Message Too Old, No Replies

Best website downloader

         

xFoundry

8:03 pm on Jun 19, 2015 (gmt 0)

10+ Year Member



I will be working on downloading a lot of pages like this:

domain-name.com/go/to/some-name01-here/12674747474/

I would like to start downloading from this page, include it, and also download all subdirectories, but only on this domain, and descendent, from the main ulr, like the one above. It is usually 10 or 20 pages max, and nothing else. There may be images on these pages, and I would like to include them too.

So this is basically -> enter url like the one above -> download 10-30 pages (this url, and all underneath it, only on this domain)

I've been testing ScrapeBook for Firefox, but there may be something better. I've been also trying HTTrack and Teleport Pro, but these, as far as can go back remembering, never work.

What could be the best solution for this?
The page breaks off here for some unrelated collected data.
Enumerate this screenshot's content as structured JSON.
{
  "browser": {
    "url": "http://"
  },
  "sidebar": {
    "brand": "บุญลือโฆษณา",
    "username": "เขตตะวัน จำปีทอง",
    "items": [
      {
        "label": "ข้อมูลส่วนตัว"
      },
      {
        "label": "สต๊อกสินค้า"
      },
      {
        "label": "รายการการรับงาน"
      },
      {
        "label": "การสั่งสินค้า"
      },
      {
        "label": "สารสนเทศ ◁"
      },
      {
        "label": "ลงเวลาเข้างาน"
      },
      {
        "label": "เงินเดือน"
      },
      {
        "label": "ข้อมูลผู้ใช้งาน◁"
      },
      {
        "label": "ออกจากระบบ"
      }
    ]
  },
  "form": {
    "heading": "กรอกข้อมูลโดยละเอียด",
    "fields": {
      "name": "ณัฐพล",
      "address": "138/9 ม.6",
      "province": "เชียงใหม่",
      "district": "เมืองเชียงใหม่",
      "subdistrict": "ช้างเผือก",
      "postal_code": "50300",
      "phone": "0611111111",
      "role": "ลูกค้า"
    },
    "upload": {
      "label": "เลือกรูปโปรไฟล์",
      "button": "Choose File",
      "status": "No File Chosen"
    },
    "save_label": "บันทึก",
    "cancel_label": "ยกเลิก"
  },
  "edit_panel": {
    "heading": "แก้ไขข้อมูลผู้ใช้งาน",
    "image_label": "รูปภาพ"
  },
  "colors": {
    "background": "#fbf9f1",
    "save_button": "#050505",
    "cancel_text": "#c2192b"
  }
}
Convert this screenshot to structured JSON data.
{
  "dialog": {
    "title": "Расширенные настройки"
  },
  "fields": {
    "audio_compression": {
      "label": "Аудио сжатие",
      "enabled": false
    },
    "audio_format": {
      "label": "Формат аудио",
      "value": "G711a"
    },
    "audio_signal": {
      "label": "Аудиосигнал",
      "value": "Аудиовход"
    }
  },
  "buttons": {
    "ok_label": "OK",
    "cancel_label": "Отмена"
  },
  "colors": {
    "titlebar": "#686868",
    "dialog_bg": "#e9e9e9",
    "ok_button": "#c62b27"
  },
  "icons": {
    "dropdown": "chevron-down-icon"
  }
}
Something fast would be good too. I may work on 10,000 separate urls like this, lets say.

Thanks.

Terabytes

8:40 pm on Jun 19, 2015 (gmt 0)

10+ Year Member



lets say, that most members here work very hard to prevent exactly what you're attempting. (Including myself)
just sayin'

lucy24

9:15 pm on Jun 19, 2015 (gmt 0)

WebmasterWorld Senior Member 10+ Year Member Top Contributors Of The Month



What he said.
I've been also trying HTTrack and Teleport Pro, but these, as far as can go back remembering, never work.
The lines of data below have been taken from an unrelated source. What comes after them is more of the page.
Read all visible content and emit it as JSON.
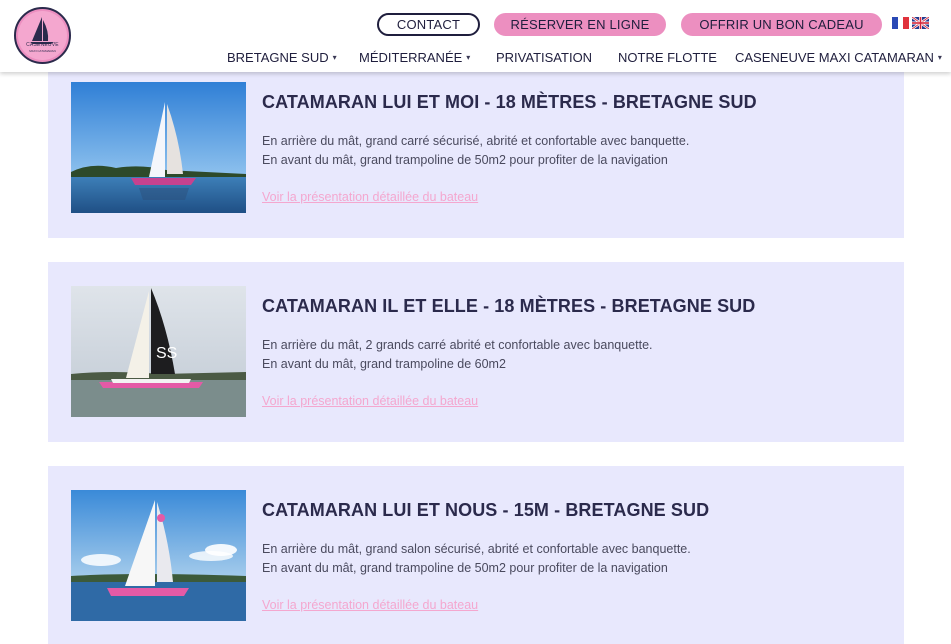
{
  "header": {
    "logo_text": "CASENEUVE",
    "logo_subtext": "MAXI CATAMARAN",
    "contact_label": "CONTACT",
    "reserve_label": "RÉSERVER EN LIGNE",
    "gift_label": "OFFRIR UN BON CADEAU",
    "nav": [
      {
        "label": "BRETAGNE SUD",
        "has_dropdown": true
      },
      {
        "label": "MÉDITERRANÉE",
        "has_dropdown": true
      },
      {
        "label": "PRIVATISATION",
        "has_dropdown": false
      },
      {
        "label": "NOTRE FLOTTE",
        "has_dropdown": false
      },
      {
        "label": "CASENEUVE MAXI CATAMARAN",
        "has_dropdown": true
      }
    ],
    "caret": "▾"
  },
  "boats": [
    {
      "title": "CATAMARAN LUI ET MOI - 18 MÈTRES - BRETAGNE SUD",
      "desc_line1": "En arrière du mât, grand carré sécurisé, abrité et confortable avec banquette.",
      "desc_line2": "En avant du mât, grand trampoline de 50m2 pour profiter de la navigation",
      "link": "Voir la présentation détaillée du bateau"
    },
    {
      "title": "CATAMARAN IL ET ELLE - 18 MÈTRES - BRETAGNE SUD",
      "desc_line1": "En arrière du mât, 2 grands carré abrité et confortable avec banquette.",
      "desc_line2": "En avant du mât, grand trampoline de 60m2",
      "link": "Voir la présentation détaillée du bateau"
    },
    {
      "title": "CATAMARAN LUI ET NOUS - 15M - BRETAGNE SUD",
      "desc_line1": "En arrière du mât, grand salon sécurisé, abrité et confortable avec banquette.",
      "desc_line2": "En avant du mât, grand trampoline de 50m2 pour profiter de la navigation",
      "link": "Voir la présentation détaillée du bateau"
    }
  ],
  "colors": {
    "accent_pink": "#ec8fc0",
    "card_bg": "#e8e8fd",
    "title_navy": "#2b2a4c",
    "link_pink": "#f4a7cf"
  },
  "icons": [
    "france-flag-icon",
    "uk-flag-icon",
    "dropdown-caret-icon",
    "sailboat-logo-icon"
  ]
}
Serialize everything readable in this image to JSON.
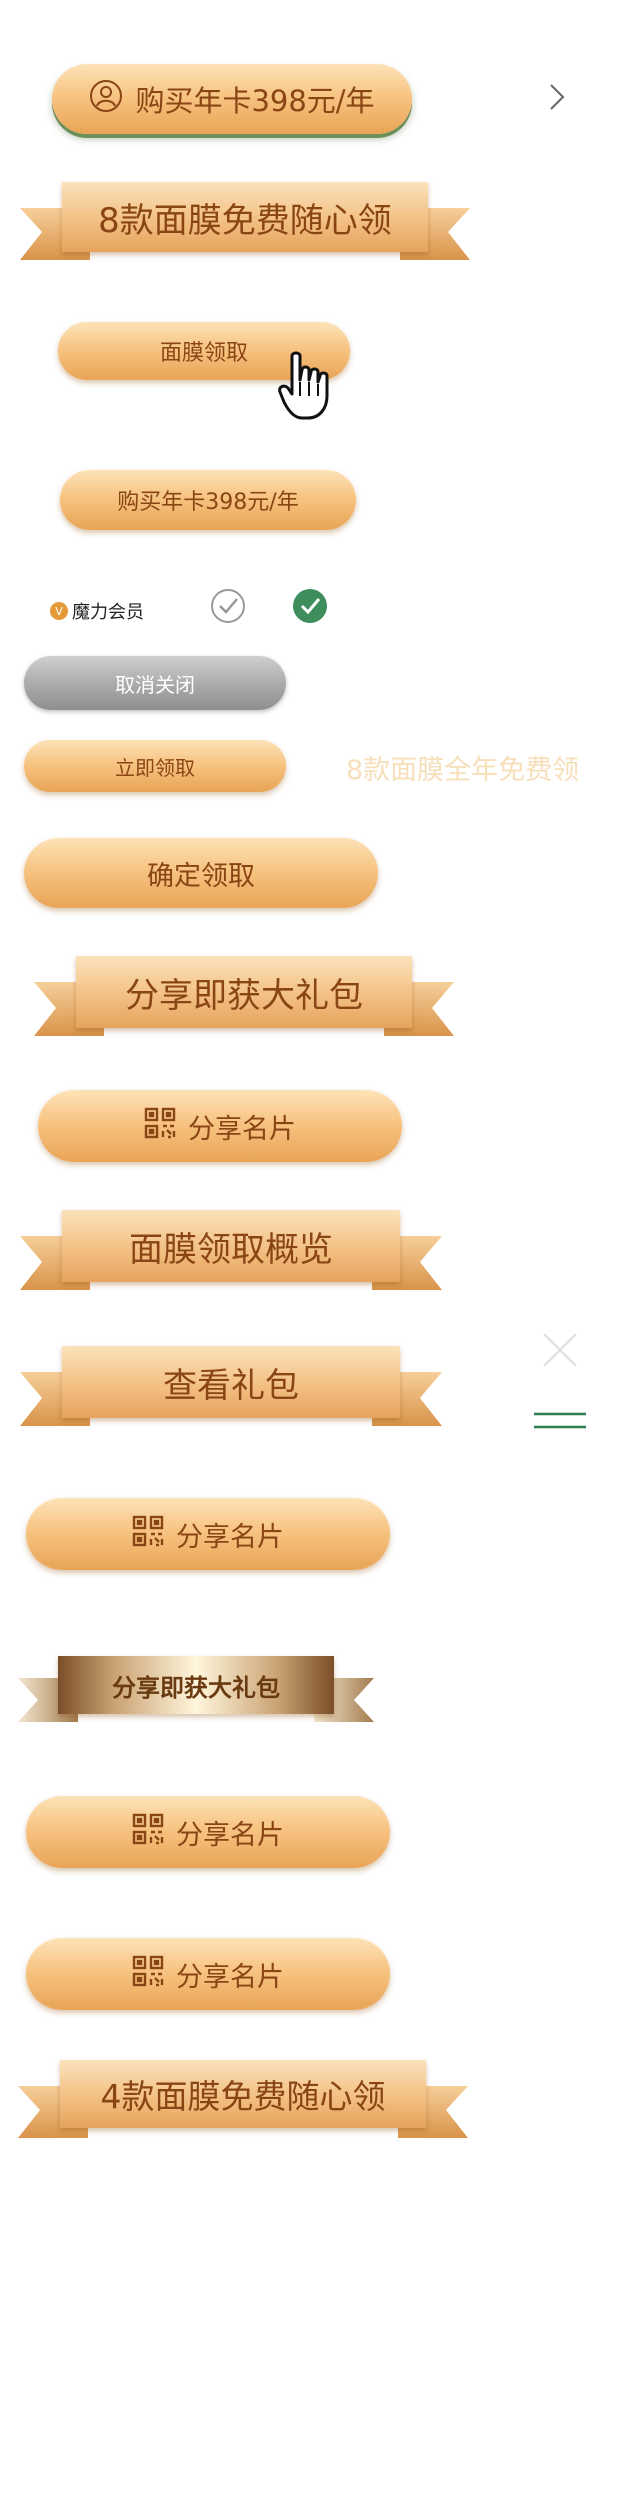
{
  "buy_card_button": {
    "label": "购买年卡398元/年",
    "icon": "user-circle-icon"
  },
  "chevron": {
    "icon": "chevron-right-icon"
  },
  "ribbon_free_masks_8": {
    "label": "8款面膜免费随心领"
  },
  "mask_claim_button": {
    "label": "面膜领取",
    "cursor": "hand-pointer-icon"
  },
  "buy_card_button_small": {
    "label": "购买年卡398元/年"
  },
  "member_tag": {
    "label": "魔力会员",
    "badge": "V"
  },
  "check_outline": {
    "icon": "check-outline-icon"
  },
  "check_filled": {
    "icon": "check-filled-icon",
    "color": "#3e8e5d"
  },
  "cancel_close_button": {
    "label": "取消关闭"
  },
  "claim_now_button": {
    "label": "立即领取"
  },
  "faded_text": {
    "label": "8款面膜全年免费领"
  },
  "confirm_claim_button": {
    "label": "确定领取"
  },
  "ribbon_share_gift_1": {
    "label": "分享即获大礼包"
  },
  "share_card_button_1": {
    "label": "分享名片",
    "icon": "qr-code-icon"
  },
  "ribbon_mask_overview": {
    "label": "面膜领取概览"
  },
  "close_icon": {
    "icon": "close-icon"
  },
  "ribbon_view_gift": {
    "label": "查看礼包"
  },
  "menu_icon": {
    "icon": "menu-icon",
    "color": "#2e7d4f"
  },
  "share_card_button_2": {
    "label": "分享名片",
    "icon": "qr-code-icon"
  },
  "ribbon_share_gift_dark": {
    "label": "分享即获大礼包"
  },
  "share_card_button_3": {
    "label": "分享名片",
    "icon": "qr-code-icon"
  },
  "share_card_button_4": {
    "label": "分享名片",
    "icon": "qr-code-icon"
  },
  "ribbon_free_masks_4": {
    "label": "4款面膜免费随心领"
  },
  "colors": {
    "accent_text": "#8a4515",
    "gold_light": "#fde3b8",
    "gold_dark": "#e9a456",
    "green": "#3e8e5d"
  }
}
I'm not familiar with Teleport, but one reason HTTrack may not work is that its default UA string includes its name, which of course will be blocked by any self-respecting website.

There's nothing to prevent a human visitor from using their browser's Save function to read offline at their leisure. But I don't think any human would have time to read 10,000 web pages, let alone 10,000 complete sites.

keyplyr

11:09 am on Jun 23, 2015 (gmt 0)

WebmasterWorld Senior Member 10+ Year Member Top Contributors Of The Month



HTTrack may not work is that its default UA string includes its name, which of course will be blocked by any self-respecting website.

Would it work if the website didn't respect itself?

lucy24

4:46 pm on Jun 23, 2015 (gmt 0)

WebmasterWorld Senior Member 10+ Year Member Top Contributors Of The Month



Well, it must work for somebody, or the program wouldn't exist.

Marshall

10:09 pm on Jun 23, 2015 (gmt 0)

WebmasterWorld Senior Member 10+ Year Member Top Contributors Of The Month



Not sure of your end purpose for downloading pages and images from websites you do not own, but you could find yourself walking on thin ice.